Public ownership has historically been the lifeblood of the American economy. Going public produced funding for growth, while providing investors with an opportunity to share in the company’s success.
In the peak year of 1996, more than 1,000 companies went public. This year, we may not have 100 initial public offerings (IPOs). To date, only 39 IPOs have been filed—a 52.4% decrease from last year. Only 20 IPOs have been priced, which is a 65.5% decrease from last year. Only $3.3 billion has been raised from IPOs, a decrease of 68.8% from last year, according to Renaissance Capital.
In January, not a single U.S. company went public. And there was no polar vortex to blame. Through the first quarter, there were only 11 IPOs, which is the worst start to a year since 2009.
So tell me again about the booming economy.
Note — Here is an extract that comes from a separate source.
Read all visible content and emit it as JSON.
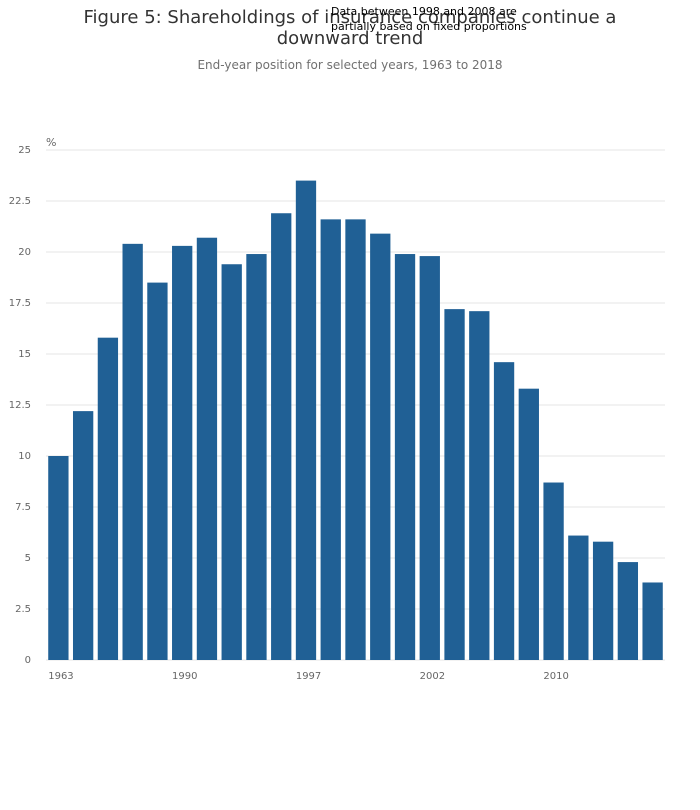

In the past, the number of newly public companies far outweighed the number of companies that converted from public to private ownership, failed, merged, were acquired or were delisted because they no longer met exchange requirements. In recent years, though, the number of companies no longer trading on U.S. exchanges has been increasing just as IPOs have been decreasing.
In fact, the U.S. now has half as many publicly listed companies trading on its exchanges as it did in 1996. As the chart shows, America had 7,322 in 1996 and, as of last year, that number had dropped to 3,700. That’s 1,000 lower than in 1975, a date well before the boom in IPOs.